Publié le 25 août 2009 par Mazet

En 1952, Georges Simenon décide de faire un voyage en Europe : ce sera une tournée triomphale à Paris où il est reçu partout et notamment au siège de la Police judiciaire, 36 quai des Orfèvres . Pierre Assouline raconte cette visite dans sa biographie de Georges Simenon :

"18 avril . Réception officielle au 36, quai des Orfèvres, le siège de la Police judiciaire, avec un grand déjeuner à la clef. L’écrivain est accueilli par le préfet, des commissaires et des inspecteurs comme s’il était de la famille. Visite des locaux. Odeurs, couleurs, ambiance. Il se croirait dans ses romans. A ceci près que ses différents " modèles " de Maigret sont à la retraite ; quant au poêle que son héros aimait tisonner, il a été remplacé par le chauffage central. Au moment du départ, remise solennelle d’une plaque de commissaire n° 0000 au nom de Maigret . Simenon en fera un porte-clefs. Surpris une fois en flagrant délit d’excès de vitesse, il s’en servira pour se débarrasser des gendarmes... "

 (Pierre ASSOULINE, Simenon, biographie, Julliard, 1992, p. 437)

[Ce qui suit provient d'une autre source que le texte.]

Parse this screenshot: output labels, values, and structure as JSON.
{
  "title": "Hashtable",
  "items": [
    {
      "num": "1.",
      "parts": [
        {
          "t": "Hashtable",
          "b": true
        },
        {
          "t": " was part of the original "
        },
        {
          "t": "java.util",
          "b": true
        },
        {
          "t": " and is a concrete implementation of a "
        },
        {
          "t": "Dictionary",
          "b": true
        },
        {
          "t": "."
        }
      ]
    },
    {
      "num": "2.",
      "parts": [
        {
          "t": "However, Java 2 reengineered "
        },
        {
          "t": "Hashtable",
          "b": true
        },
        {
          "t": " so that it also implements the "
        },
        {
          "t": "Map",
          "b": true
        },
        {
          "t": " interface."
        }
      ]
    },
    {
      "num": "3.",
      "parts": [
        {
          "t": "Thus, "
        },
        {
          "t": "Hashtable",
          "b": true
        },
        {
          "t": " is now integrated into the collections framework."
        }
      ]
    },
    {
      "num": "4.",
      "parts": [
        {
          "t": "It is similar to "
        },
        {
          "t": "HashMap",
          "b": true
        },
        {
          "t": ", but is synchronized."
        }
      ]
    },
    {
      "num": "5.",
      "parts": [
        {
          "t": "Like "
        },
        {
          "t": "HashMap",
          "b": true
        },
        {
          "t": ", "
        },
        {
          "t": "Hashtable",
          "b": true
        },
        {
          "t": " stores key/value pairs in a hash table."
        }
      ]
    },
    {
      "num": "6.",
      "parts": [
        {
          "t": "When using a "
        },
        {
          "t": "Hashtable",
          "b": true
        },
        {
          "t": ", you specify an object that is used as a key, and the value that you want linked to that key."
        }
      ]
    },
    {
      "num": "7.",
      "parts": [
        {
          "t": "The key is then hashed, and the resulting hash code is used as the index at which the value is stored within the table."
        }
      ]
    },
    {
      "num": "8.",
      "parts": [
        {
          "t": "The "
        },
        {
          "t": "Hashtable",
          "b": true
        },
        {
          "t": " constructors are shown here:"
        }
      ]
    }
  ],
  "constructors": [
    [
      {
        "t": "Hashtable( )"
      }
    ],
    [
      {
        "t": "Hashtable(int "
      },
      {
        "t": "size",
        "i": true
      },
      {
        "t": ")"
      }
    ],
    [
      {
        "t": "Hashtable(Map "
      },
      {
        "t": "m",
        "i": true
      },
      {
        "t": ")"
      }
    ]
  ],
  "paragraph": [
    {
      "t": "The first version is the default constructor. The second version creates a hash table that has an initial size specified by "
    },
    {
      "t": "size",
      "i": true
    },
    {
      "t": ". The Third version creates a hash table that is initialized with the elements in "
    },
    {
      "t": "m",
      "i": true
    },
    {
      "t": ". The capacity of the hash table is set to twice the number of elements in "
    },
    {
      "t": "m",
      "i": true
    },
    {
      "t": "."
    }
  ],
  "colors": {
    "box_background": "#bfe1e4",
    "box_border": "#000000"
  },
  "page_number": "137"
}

Au mois de mai 1952, Georges Simenon se rend dans sa ville natale de Liège. Il préfère arriver un jour à l’avance pour voir sa mère seul. Le lendemain, le romancier traverse son quartier d’Outremeuse escorté par une meute de journalistes, puis est reçu par son ancien directeur à la Gazette de Liége et enfin le soir par les autorités municipales. Georges Simenon est donc accueilli en héros dans sa ville mais il y a quelques ombres au tableau. Ce sont d’abord les tracasseries judiciaires qui font suite à la publication de Pedigree : depuis la parution en 1948 de ce " roman " fortement autobiographique, plusieurs de ses compatriotes se reconnaissent dans l’un des personnages et lui intentent un procès. La confrontation avec les plaignants et d’une manière générale avec toutes les personnes qui cherchent à obtenir facilement un peu d’argent l’incite à ne pas prolonger son séjour à Liège.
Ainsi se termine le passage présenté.